Anybody who knows me is aware of my affinity and propensity for shopping.  I love to shop online. In my former life, I haunted the malls, alleys, markets, factory stores, warehouses, and carts of discards of whatever locale I called home and searched for bargains, deals, and treasures. But I hate crowds and despise hype. To me the whole concept of “Black Friday” offends my psyche. Bargain hunting is noble.  Camping outside a big box store for days and leaving a family gathering for a discount on a TV, toys, a phone or an appliance and fighting with others for the limited offering is – well – unseemly, tacky, childish, desperate, crazy, and gullible.

Really, does anybody truly believe that eschewing family on the day we Americans are supposed to celebrate thankfulness for what we already have to shop for faux bargains is in any way reasonable? 

It is not that I am against rampant consumerism. It is the American way. Other societies create products or build them. Americans build theme parks, export jobs, rely upon foreign engineers to design American goods, and then encourage our citizens to shop.

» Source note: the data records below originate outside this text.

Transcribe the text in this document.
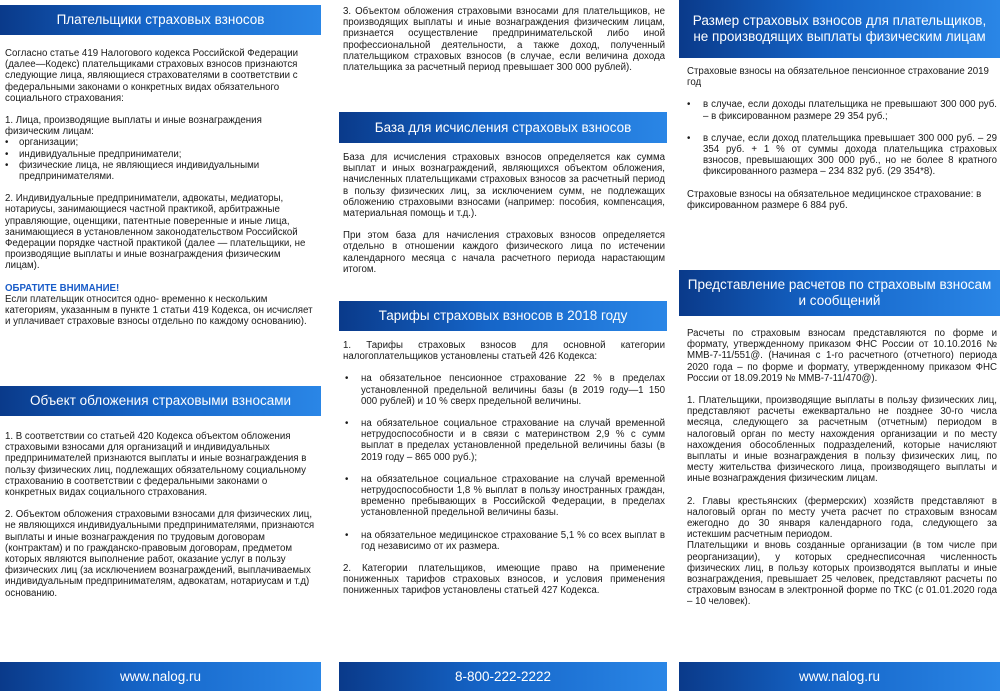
Плательщики страховых взносов

Согласно статье 419 Налогового кодекса Российской Федерации (далее—Кодекс) плательщиками страховых взносов признаются следующие лица, являющиеся страхователями в соответствии с федеральными законами о конкретных видах обязательного социального страхования:

1. Лица, производящие выплаты и иные вознаграждения физическим лицам:

• организации;
• индивидуальные предприниматели;
• физические лица, не являющиеся индивидуальными предпринимателями.

2. Индивидуальные предприниматели, адвокаты, медиаторы, нотариусы, занимающиеся частной практикой, арбитражные управляющие, оценщики, патентные поверенные и иные лица, занимающиеся в установленном законодательством Российской Федерации порядке частной практикой (далее — плательщики, не производящие выплаты и иные вознаграждения физическим лицам).

ОБРАТИТЕ ВНИМАНИЕ!

Если плательщик относится одно- временно к нескольким категориям, указанным в пункте 1 статьи 419 Кодекса, он исчисляет и уплачивает страховые взносы отдельно по каждому основанию).

Объект обложения страховыми взносами

1. В соответствии со статьей 420 Кодекса объектом обложения страховыми взносами для организаций и индивидуальных предпринимателей признаются выплаты и иные вознаграждения в пользу физических лиц, подлежащих обязательному социальному страхованию в соответствии с федеральными законами о конкретных видах социального страхования.

2. Объектом обложения страховыми взносами для физических лиц, не являющихся индивидуальными предпринимателями, признаются выплаты и иные вознаграждения по трудовым договорам (контрактам) и по гражданско-правовым договорам, предметом которых являются выполнение работ, оказание услуг в пользу физических лиц (за исключением вознаграждений, выплачиваемых индивидуальным предпринимателям, адвокатам, нотариусам и т.д) основанию.

www.nalog.ru
3. Объектом обложения страховыми взносами для плательщиков, не производящих выплаты и иные вознаграждения физическим лицам, признается осуществление предпринимательской либо иной профессиональной деятельности, а также доход, полученный плательщиком страховых взносов (в случае, если величина дохода плательщика за расчетный период превышает 300 000 рублей).
База для исчисления страховых взносов

База для исчисления страховых взносов определяется как сумма выплат и иных вознаграждений, являющихся объектом обложения, начисленных плательщиками страховых взносов за расчетный период в пользу физических лиц, за исключением сумм, не подлежащих обложению страховыми взносами (например: пособия, компенсация, материальная помощь и т.д.).

При этом база для начисления страховых взносов определяется отдельно в отношении каждого физического лица по истечении календарного месяца с начала расчетного периода нарастающим итогом.

Тарифы страховых взносов в 2018 году

1. Тарифы страховых взносов для основной категории налогоплательщиков установлены статьей 426 Кодекса:

• на обязательное пенсионное страхование 22 % в пределах установленной предельной величины базы (в 2019 году—1 150 000 рублей) и 10 % сверх предельной величины.
• на обязательное социальное страхование на случай временной нетрудоспособности и в связи с материнством 2,9 % с сумм выплат в пределах установленной предельной величины базы (в 2019 году – 865 000 руб.);
• на обязательное социальное страхование на случай временной нетрудоспособности 1,8 % выплат в пользу иностранных граждан, временно пребывающих в Российской Федерации, в пределах установленной предельной величины базы.
• на обязательное медицинское страхование 5,1 % со всех выплат в год независимо от их размера.

2. Категории плательщиков, имеющие право на применение пониженных тарифов страховых взносов, и условия применения пониженных тарифов установлены статьей 427 Кодекса.

8-800-222-2222
Размер страховых взносов для плательщиков, не производящих выплаты физическим лицам

Страховые взносы на обязательное пенсионное страхование 2019 год

• в случае, если доходы плательщика не превышают 300 000 руб. – в фиксированном размере 29 354 руб.;
• в случае, если доход плательщика превышает 300 000 руб. – 29 354 руб. + 1 % от суммы дохода плательщика страховых взносов, превышающих 300 000 руб., но не более 8 кратного фиксированного размера – 234 832 руб. (29 354*8).

Страховые взносы на обязательное медицинское страхование: в фиксированном размере 6 884 руб.

Представление расчетов по страховым взносам и сообщений

Расчеты по страховым взносам представляются по форме и формату, утвержденному приказом ФНС России от 10.10.2016 № ММВ-7-11/551@. (Начиная с 1-го расчетного (отчетного) периода 2020 года – по форме и формату, утвержденному приказом ФНС России от 18.09.2019 № ММВ-7-11/470@).

1. Плательщики, производящие выплаты в пользу физических лиц, представляют расчеты ежеквартально не позднее 30-го числа месяца, следующего за расчетным (отчетным) периодом в налоговый орган по месту нахождения организации и по месту нахождения обособленных подразделений, которые начисляют выплаты и иные вознаграждения в пользу физических лиц, по месту жительства физического лица, производящего выплаты и иные вознаграждения физическим лицам.

2. Главы крестьянских (фермерских) хозяйств представляют в налоговый орган по месту учета расчет по страховым взносам ежегодно до 30 января календарного года, следующего за истекшим расчетным периодом.

Плательщики и вновь созданные организации (в том числе при реорганизации), у которых среднесписочная численность физических лиц, в пользу которых производятся выплаты и иные вознаграждения, превышает 25 человек, представляют расчеты по страховым взносам в электронной форме по ТКС (с 01.01.2020 года – 10 человек).

www.nalog.ru
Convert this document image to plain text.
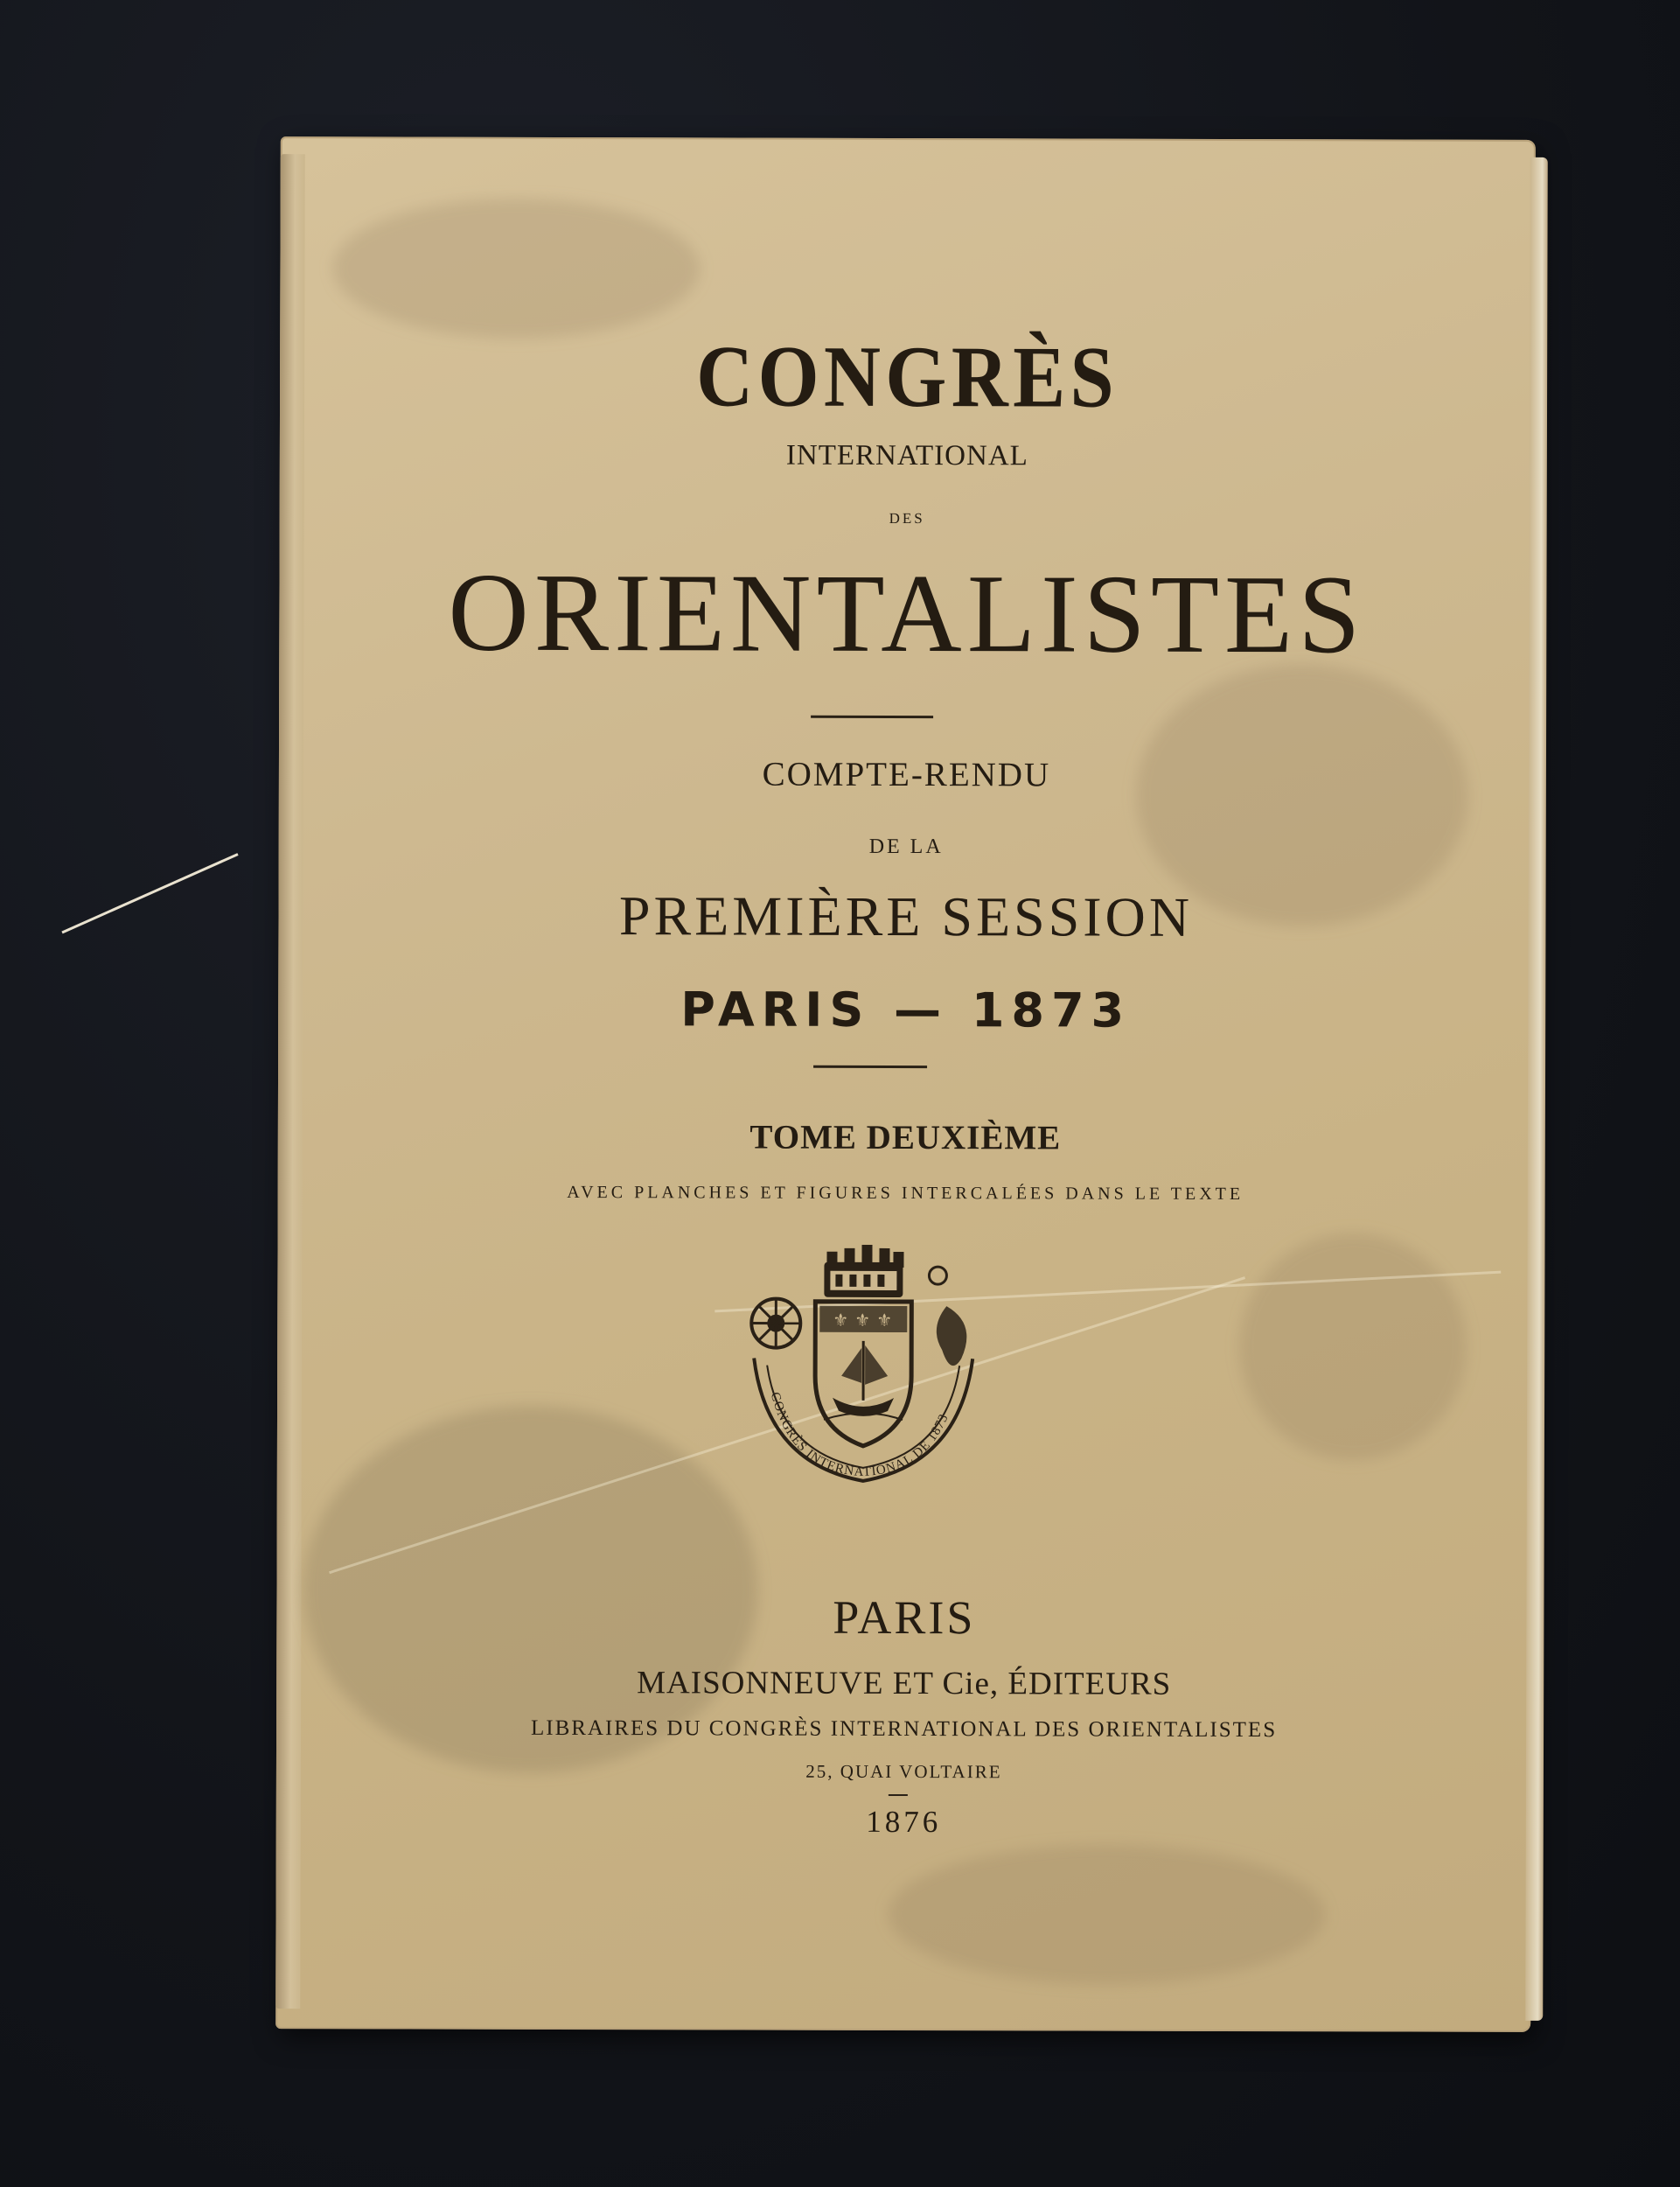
CONGRÈS
INTERNATIONAL
DES
ORIENTALISTES
COMPTE-RENDU
DE LA
PREMIÈRE SESSION
PARIS — 1873
TOME DEUXIÈME
AVEC PLANCHES ET FIGURES INTERCALÉES DANS LE TEXTE
⚜ ⚜ ⚜
CONGRÈS INTERNATIONAL DE 1873
PARIS
MAISONNEUVE ET Cie, ÉDITEURS
LIBRAIRES DU CONGRÈS INTERNATIONAL DES ORIENTALISTES
25, QUAI VOLTAIRE
1876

Our society is based upon consumerism rather than balanced economic theory. We do not advocate savings. We do not advocate repairing what we have or renovating our homes or reupholstering our furniture.  Nope – we discard and buy new.

Consider, however, that the connections we have with the people in our lives are really the most precious of gifts. How can fighting over a discounted 25 inch TV fill a void more than sharing a day with our loved ones? I feel sorry for the unfortunates that have no better way to spend the most special of holidays – our national day of celebrating our good fortune – than pushing through crowds on Thanksgiving evening to “score” a tangible item of questionable value at a “door-buster” price. What? A 25-inch TV!

My mother-in-law and I visited a couple of stores in Winchester, Virginia before seeing “The Hunger Games ~Catching Fire” on Black Friday. We avoided the mall like an infestation of plague. We ordered our movie tickets online the day before Thanksgiving.  We each bought a turtleneck at Chico’s. That was it.  The deal was no better than a regular sale.  We found absolutely nothing worth the 50% off one item at Talbots.  The heat in the Coldwater Creek store was stifling and that store has a sale every week. Oh, I bought some birdseed at Wild Birds Unlimited.  There was a sale but I was not aware of it until I entered the store. I just needed birdseed.  I planned to buy it anyway.

So. I shop online in the privacy of my home whenever the muse strikes. It takes minutes. I don’t fight crowds. I do not desert my family. The deals are great because I always search for coupon codes. I get free shipping and seldom pay sales tax. I save gas, sanity, money and pride.